After Knapp and Slade left the scene, Wenz engaged in the standoff against Clark.

“I felt awful,” Wenz said as he attempted to focus on the situation at the Elm Street residence while wondering about the status of Knapp’s condition. “It was not a good situation to be in.”

Dr. Joan Dolinak, who specializes in surgical critical care at Upstate University Hospital in Syracuse, said Thursday afternoon that Knapp “looked remarkably well for being shot.”

Dolinak noted Knapp had bullets in his anal cavity, buttocks and right leg.

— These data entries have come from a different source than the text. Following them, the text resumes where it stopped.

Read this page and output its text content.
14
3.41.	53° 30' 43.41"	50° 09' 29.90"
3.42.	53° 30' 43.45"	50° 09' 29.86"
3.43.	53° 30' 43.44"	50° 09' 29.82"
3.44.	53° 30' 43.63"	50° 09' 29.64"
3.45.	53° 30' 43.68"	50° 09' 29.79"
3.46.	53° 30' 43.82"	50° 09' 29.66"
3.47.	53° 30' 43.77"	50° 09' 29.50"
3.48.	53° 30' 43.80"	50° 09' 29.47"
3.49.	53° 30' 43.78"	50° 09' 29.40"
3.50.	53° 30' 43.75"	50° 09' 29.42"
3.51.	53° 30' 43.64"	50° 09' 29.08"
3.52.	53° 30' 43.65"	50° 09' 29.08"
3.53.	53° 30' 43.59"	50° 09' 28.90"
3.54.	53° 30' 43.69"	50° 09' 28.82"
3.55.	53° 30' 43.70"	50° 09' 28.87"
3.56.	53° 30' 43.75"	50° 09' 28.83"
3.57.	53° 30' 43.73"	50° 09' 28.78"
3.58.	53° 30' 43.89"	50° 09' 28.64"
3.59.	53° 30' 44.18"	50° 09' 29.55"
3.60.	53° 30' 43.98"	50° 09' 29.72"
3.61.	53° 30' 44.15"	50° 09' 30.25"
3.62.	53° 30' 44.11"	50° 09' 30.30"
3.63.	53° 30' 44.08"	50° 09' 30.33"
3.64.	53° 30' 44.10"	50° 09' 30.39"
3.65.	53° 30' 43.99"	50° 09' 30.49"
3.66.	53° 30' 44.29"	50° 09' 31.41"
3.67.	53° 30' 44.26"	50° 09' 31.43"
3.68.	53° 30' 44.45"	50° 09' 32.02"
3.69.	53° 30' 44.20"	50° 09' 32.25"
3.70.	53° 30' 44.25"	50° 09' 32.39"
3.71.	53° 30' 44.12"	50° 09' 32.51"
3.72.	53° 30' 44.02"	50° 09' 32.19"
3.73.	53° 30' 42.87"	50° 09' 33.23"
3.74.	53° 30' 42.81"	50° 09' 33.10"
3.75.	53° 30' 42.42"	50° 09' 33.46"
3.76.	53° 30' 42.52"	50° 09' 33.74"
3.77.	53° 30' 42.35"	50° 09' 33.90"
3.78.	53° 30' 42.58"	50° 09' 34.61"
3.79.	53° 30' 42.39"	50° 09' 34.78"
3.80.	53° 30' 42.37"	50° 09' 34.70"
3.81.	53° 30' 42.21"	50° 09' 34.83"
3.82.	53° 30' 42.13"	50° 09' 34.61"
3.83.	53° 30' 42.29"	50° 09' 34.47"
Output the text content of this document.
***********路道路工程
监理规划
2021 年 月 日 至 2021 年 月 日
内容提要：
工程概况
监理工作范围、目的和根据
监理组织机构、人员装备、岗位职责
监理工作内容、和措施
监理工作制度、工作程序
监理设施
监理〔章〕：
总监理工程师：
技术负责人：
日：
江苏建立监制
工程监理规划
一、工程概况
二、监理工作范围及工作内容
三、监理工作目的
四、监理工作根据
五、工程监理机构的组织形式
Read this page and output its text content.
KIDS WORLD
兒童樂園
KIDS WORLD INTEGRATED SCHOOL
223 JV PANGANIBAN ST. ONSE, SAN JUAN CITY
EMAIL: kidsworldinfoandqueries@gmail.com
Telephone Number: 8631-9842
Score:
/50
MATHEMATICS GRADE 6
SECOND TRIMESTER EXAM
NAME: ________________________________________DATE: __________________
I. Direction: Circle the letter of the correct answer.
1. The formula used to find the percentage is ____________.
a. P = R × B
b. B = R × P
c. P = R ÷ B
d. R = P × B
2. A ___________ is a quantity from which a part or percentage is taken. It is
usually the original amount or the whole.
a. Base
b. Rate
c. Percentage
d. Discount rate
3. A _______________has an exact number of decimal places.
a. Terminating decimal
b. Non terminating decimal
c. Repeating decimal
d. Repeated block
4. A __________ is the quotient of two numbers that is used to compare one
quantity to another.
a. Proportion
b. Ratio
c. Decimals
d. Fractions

Dolinak mentioned Knapp “didn’t lose consciousness” throughout his time at the hospital. Knapp was also “walking well,” said Dolinak, which led to her decision to give Knapp an early discharge. The COVID-19 pandemic also played a role in Knapp’s discharge, as Dolinak was worried that Knapp may have had complications with his recovery if he caught the virus.

Knapp was readmitted to the hospital after “some bleeding in the thigh,” but Dolinak said it’s common with the type of surgery Knapp had.

Clark, 27, has been charged with attempted murder in the first degree, attempted murder in the second degree, attempted assault in the first degree, two counts of menacing a police officer or peace officer, and aggravated assault upon a police officer.

He has also been charged with assault in the third degree, criminal possession of a weapon in the fourth degree, prohibited use of a weapon and two counts of menacing misdemeanors in the second degree.

The Cortland Voice will continue to provide daily updates on this case.